"You forget," he began, in answer more to her evident excitement than to her words, "that--putting aside any objection I may experience--my presence here may not be acceptable to the family."

"You will not see the family. They are not visible today."

"Who are all these people going up the stairs?" he said, looking on in amazement, as more groups were silently bowed in by Silva. "It seems like a reception."

"It is one," said Rose: "nevertheless the family do not hold it. There comes Madame de Nino! She is directing those strict eyes of hers towards us, and I shall catch a sharp lecture for standing whispering with you. Do come, Mr. St. John."

"I cannot understand this, Rose. These visitors, flocking to the house, while, you say, the family are not visible! Why do they come, then? Why do you wish me to go up?"

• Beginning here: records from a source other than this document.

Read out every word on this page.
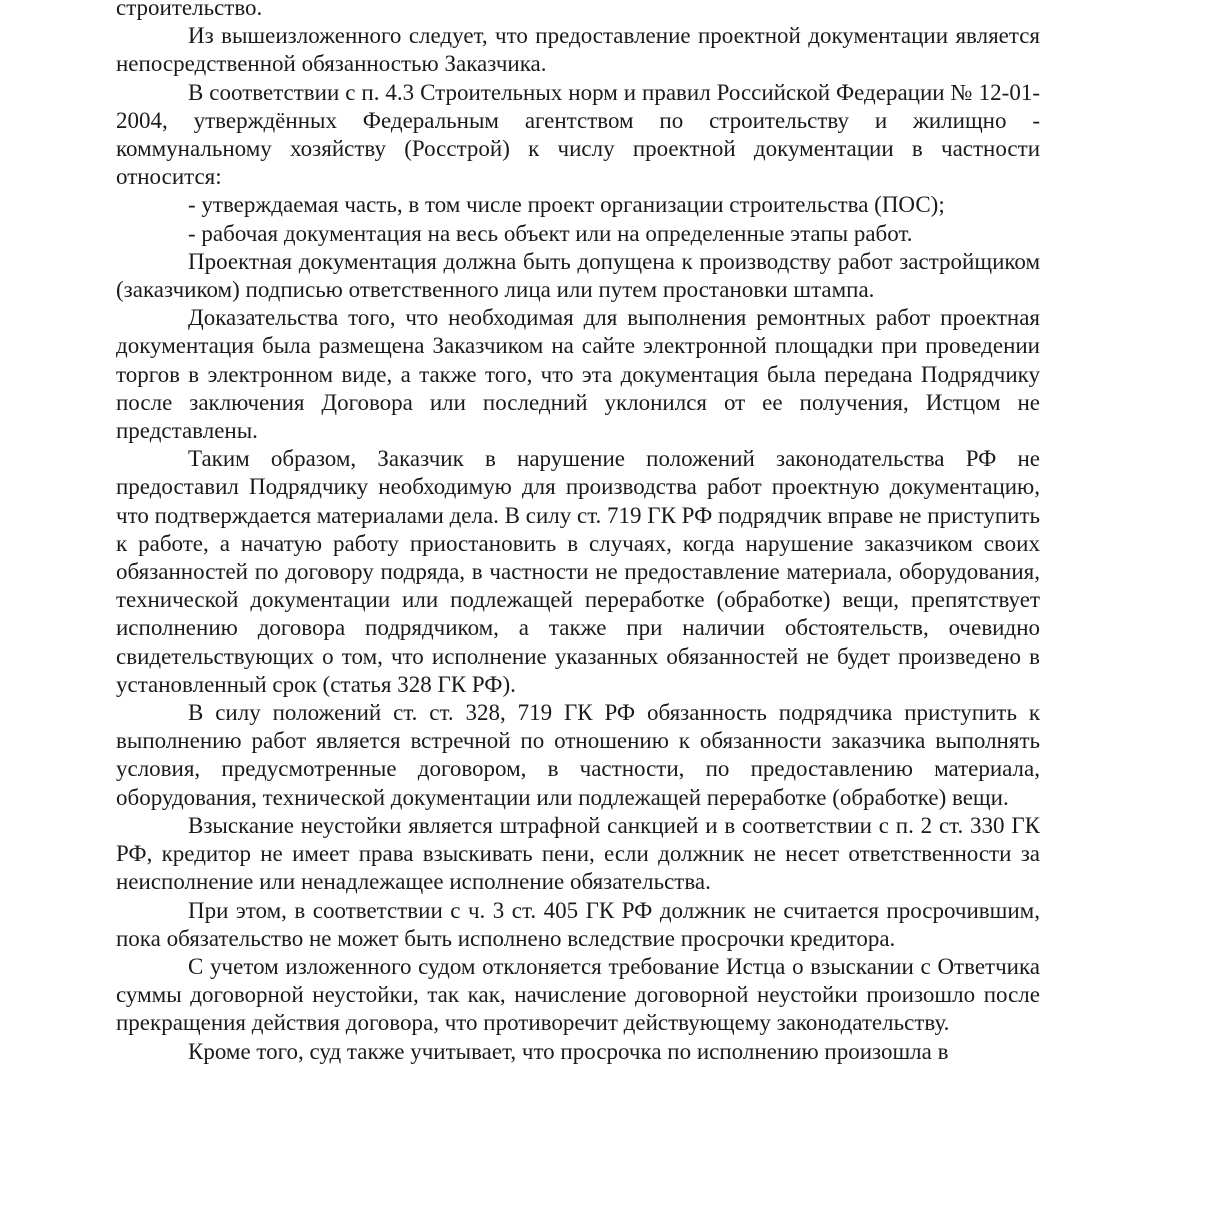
строительство.

Из вышеизложенного следует, что предоставление проектной документации является непосредственной обязанностью Заказчика.

В соответствии с п. 4.3 Строительных норм и правил Российской Федерации № 12-01-2004, утверждённых Федеральным агентством по строительству и жилищно - коммунальному хозяйству (Росстрой) к числу проектной документации в частности относится:

- утверждаемая часть, в том числе проект организации строительства (ПОС);

- рабочая документация на весь объект или на определенные этапы работ.

Проектная документация должна быть допущена к производству работ застройщиком (заказчиком) подписью ответственного лица или путем простановки штампа.

Доказательства того, что необходимая для выполнения ремонтных работ проектная документация была размещена Заказчиком на сайте электронной площадки при проведении торгов в электронном виде, а также того, что эта документация была передана Подрядчику после заключения Договора или последний уклонился от ее получения, Истцом не представлены.

Таким образом, Заказчик в нарушение положений законодательства РФ не предоставил Подрядчику необходимую для производства работ проектную документацию, что подтверждается материалами дела. В силу ст. 719 ГК РФ подрядчик вправе не приступить к работе, а начатую работу приостановить в случаях, когда нарушение заказчиком своих обязанностей по договору подряда, в частности не предоставление материала, оборудования, технической документации или подлежащей переработке (обработке) вещи, препятствует исполнению договора подрядчиком, а также при наличии обстоятельств, очевидно свидетельствующих о том, что исполнение указанных обязанностей не будет произведено в установленный срок (статья 328 ГК РФ).

В силу положений ст. ст. 328, 719 ГК РФ обязанность подрядчика приступить к выполнению работ является встречной по отношению к обязанности заказчика выполнять условия, предусмотренные договором, в частности, по предоставлению материала, оборудования, технической документации или подлежащей переработке (обработке) вещи.

Взыскание неустойки является штрафной санкцией и в соответствии с п. 2 ст. 330 ГК РФ, кредитор не имеет права взыскивать пени, если должник не несет ответственности за неисполнение или ненадлежащее исполнение обязательства.

При этом, в соответствии с ч. 3 ст. 405 ГК РФ должник не считается просрочившим, пока обязательство не может быть исполнено вследствие просрочки кредитора.

С учетом изложенного судом отклоняется требование Истца о взыскании с Ответчика суммы договорной неустойки, так как, начисление договорной неустойки произошло после прекращения действия договора, что противоречит действующему законодательству.

Кроме того, суд также учитывает, что просрочка по исполнению произошла в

"There's--there's--a show upstairs today," stammered Rose "That is why they come. And I want you to see it."

"A flower-show?" said Mr. St. John, somewhat mockingly.

"A faded one," murmured Rose, as she took his hand, and drew him towards the staircase.

His manner was hesitating, his step reluctant; and but for the young lady's pertinacity, which he could not resist without downright rudeness, he had certainly retreated. Involuntarily, he could not tell why or wherefore, the remembrance of a past scene came rushing to his mind; when he, Frederick St. John, had in like manner forced a resisting spirit up the stairs and into the room of a college-boy who was dying.

At the head of the stairs they met Mary Carr, who held out a small sealed packet.